Podcast directories can be a good thing. Podcatcher programs can be a good thing. Working together, the combination of a podcatcher that connects to a podcast directory can be a great thing for the serious podcast listeners. You have the ability to find and listen to new podcasts immediately. When the podcatcher has a recommendation engine that takes a look at your current subscription list and finds similar podcasts that you aren’t subscribe to in the connected podcast directory, you have reached Podcast Nirvana.
Unfortunately, the weak point in the scenario is the podcast directory. Most directories want to be able to boast having the largest number of listings and therefore don’t do regular pruning. The only entity that I can recall going through a regularly scheduled pruning process was the late lamented Amigofish, which was more of a recommendation engine and not really a directory. (The last time I went to Amigofish, the website returned nothing but an error code and what seemed to be a dump of all of the Ruby on Rails settings.)
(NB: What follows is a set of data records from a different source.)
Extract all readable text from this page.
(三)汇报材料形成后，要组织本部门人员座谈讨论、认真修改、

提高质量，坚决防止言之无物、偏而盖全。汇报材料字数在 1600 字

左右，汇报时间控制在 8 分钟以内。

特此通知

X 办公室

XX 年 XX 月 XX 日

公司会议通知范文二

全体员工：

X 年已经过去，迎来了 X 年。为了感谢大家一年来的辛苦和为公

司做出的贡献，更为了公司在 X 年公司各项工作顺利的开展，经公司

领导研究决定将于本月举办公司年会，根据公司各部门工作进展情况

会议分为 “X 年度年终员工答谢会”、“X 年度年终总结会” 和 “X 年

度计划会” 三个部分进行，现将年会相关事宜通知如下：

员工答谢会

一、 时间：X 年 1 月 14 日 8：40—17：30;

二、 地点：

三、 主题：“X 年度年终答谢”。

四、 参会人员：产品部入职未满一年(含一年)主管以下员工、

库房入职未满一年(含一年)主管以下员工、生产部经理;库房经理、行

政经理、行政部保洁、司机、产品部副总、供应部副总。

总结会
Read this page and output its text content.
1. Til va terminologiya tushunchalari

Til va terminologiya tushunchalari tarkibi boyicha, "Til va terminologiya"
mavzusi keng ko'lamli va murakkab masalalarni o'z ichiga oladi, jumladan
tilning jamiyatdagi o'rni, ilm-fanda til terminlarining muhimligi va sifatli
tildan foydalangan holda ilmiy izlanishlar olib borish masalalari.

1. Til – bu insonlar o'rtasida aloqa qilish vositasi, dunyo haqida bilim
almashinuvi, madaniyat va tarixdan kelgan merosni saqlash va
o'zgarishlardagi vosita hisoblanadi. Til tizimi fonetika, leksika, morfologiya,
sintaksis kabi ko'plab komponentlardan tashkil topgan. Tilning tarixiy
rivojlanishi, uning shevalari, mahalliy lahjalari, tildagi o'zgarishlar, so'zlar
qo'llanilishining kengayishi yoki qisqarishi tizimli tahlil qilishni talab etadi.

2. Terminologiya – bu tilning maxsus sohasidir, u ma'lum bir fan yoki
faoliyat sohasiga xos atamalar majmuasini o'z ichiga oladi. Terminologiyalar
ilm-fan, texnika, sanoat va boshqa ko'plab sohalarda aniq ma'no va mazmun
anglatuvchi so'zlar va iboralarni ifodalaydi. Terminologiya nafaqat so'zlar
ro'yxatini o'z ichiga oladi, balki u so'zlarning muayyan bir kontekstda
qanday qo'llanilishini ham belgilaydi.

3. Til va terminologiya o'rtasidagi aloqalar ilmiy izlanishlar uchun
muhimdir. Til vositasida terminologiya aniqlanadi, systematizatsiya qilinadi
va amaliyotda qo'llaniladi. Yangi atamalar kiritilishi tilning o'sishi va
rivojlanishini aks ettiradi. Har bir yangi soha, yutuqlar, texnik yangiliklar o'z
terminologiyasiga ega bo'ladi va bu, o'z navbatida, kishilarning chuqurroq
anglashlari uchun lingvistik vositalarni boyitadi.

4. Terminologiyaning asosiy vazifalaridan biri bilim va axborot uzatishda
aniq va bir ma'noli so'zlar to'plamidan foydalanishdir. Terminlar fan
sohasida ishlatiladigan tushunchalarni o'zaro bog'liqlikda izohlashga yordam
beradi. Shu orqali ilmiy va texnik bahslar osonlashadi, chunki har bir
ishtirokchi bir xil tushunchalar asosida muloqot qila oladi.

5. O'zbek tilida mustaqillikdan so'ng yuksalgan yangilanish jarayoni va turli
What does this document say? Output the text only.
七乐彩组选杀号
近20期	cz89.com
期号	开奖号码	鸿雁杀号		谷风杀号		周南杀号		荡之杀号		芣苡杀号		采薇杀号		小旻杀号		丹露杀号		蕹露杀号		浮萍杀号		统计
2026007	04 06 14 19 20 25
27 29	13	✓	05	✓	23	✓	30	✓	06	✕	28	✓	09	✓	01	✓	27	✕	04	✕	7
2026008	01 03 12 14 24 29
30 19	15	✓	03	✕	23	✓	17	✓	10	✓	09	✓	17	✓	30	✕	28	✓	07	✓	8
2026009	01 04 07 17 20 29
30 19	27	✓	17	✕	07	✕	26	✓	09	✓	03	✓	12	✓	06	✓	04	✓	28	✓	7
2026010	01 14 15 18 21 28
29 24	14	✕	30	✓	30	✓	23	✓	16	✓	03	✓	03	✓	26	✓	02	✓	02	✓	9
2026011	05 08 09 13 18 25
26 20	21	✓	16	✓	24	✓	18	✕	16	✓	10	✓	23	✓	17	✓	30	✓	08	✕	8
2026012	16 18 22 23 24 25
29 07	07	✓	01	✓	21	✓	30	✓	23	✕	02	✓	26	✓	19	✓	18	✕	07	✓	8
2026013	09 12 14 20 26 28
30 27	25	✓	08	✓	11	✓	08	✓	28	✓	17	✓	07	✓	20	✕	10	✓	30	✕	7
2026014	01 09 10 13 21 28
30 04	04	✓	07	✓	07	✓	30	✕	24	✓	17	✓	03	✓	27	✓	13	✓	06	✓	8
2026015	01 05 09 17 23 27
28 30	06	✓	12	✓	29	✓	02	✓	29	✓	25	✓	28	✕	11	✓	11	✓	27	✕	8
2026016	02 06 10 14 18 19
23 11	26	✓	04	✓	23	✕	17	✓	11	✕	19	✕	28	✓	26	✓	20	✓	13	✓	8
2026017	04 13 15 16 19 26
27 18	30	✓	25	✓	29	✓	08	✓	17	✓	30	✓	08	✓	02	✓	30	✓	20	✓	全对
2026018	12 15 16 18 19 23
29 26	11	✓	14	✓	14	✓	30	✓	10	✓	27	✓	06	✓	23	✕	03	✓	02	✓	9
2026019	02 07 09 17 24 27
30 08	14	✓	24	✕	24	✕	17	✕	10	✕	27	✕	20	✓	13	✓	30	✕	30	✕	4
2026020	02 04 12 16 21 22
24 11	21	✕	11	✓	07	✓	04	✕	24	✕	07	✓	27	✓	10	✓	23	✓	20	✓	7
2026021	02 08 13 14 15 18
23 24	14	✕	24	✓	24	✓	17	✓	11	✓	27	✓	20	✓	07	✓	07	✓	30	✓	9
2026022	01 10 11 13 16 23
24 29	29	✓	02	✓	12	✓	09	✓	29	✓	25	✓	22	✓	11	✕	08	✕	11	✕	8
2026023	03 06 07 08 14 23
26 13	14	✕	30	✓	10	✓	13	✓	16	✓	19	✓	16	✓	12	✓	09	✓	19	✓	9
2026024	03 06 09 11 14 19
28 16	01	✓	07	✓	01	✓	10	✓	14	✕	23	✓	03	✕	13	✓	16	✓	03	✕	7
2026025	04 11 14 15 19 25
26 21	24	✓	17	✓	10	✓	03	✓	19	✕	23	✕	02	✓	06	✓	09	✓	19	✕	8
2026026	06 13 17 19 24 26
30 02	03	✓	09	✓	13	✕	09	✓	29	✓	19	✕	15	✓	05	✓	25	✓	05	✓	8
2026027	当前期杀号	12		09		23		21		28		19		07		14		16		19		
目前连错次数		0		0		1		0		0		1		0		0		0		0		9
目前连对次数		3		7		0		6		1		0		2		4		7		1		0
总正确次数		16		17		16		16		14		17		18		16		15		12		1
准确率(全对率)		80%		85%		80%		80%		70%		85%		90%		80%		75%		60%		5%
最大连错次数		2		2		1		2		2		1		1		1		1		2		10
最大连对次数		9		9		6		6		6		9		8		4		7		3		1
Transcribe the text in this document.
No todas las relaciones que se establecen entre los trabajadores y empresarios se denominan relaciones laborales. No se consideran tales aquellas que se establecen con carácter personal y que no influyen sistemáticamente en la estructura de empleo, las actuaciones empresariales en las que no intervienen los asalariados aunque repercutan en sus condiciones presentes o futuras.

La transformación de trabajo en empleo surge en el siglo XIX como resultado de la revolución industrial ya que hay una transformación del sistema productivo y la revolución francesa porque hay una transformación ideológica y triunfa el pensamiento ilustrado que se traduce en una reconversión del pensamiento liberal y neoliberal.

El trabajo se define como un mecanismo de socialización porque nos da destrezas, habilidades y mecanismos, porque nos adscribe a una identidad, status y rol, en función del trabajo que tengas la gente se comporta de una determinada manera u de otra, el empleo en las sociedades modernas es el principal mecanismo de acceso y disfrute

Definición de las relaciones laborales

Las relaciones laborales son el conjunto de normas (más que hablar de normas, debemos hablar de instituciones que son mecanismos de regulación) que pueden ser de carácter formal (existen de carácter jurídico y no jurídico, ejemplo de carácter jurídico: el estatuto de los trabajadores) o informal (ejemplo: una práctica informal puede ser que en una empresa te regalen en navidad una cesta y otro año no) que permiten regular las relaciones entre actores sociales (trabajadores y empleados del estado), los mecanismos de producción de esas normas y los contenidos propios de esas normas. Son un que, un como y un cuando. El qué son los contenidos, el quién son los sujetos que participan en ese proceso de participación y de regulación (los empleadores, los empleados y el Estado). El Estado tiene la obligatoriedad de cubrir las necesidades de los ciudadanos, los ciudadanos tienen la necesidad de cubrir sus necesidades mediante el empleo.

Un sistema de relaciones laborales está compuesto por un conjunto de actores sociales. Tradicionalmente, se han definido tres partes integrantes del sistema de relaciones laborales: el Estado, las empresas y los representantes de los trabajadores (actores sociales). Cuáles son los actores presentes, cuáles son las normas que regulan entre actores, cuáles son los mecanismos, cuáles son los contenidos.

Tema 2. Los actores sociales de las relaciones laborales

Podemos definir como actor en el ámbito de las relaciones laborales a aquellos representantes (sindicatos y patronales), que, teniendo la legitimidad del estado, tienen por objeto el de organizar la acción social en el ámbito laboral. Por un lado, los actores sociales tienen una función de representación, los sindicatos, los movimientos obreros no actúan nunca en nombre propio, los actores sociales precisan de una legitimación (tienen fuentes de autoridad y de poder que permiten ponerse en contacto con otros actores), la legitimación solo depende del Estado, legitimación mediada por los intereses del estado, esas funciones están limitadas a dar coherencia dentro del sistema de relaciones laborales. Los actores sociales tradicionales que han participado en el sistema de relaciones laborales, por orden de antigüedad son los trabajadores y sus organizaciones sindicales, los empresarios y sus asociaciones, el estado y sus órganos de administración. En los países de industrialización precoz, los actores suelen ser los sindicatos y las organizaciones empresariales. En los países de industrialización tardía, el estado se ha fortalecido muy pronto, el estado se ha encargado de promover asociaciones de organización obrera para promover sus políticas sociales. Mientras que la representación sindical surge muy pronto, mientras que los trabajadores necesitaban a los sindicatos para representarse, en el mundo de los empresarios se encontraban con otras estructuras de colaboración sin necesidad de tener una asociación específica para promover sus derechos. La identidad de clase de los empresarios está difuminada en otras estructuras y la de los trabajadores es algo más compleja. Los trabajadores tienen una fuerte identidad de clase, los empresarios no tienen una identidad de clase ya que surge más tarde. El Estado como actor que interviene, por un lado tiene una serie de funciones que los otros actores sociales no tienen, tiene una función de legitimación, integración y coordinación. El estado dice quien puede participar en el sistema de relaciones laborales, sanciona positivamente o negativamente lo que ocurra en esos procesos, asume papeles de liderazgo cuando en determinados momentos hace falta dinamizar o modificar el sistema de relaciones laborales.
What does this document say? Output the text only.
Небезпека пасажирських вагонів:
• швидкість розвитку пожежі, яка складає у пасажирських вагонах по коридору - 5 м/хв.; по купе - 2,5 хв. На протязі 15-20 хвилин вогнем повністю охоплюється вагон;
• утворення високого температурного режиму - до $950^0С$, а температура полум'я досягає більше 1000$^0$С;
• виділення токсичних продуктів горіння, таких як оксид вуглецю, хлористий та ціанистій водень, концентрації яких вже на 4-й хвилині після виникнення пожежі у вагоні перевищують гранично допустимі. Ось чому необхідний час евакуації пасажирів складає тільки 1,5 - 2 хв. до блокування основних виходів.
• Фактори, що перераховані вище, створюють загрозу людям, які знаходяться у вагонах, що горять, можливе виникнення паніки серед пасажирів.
Recently, I was using my podcatcher of choice on my Kindle Fire to find new potential subscriptions. For some reason, I had never noticed the Recommended tab, but decided to give it a try. Three of the first ten were Book Review Noise (a show I stopped doing last year and doesn’t have a working feed), Noise Talk (a show which I haven’t updated since August 2010), and Mosai Noise (a show I put on hold in February 2011). Another one was Kryptographik, which I know for a fact had a dead feed and show hosts who have moves on to other realms of creative endeavor.
I can understand keeping old shows that still have working feeds because you never know when the show host will revive things, but keeping dead feeds is just a combination of laziness and padding your numbers. I hope that the recommendation engine will find a way to remove the dead links so that their recommendations actually mean something.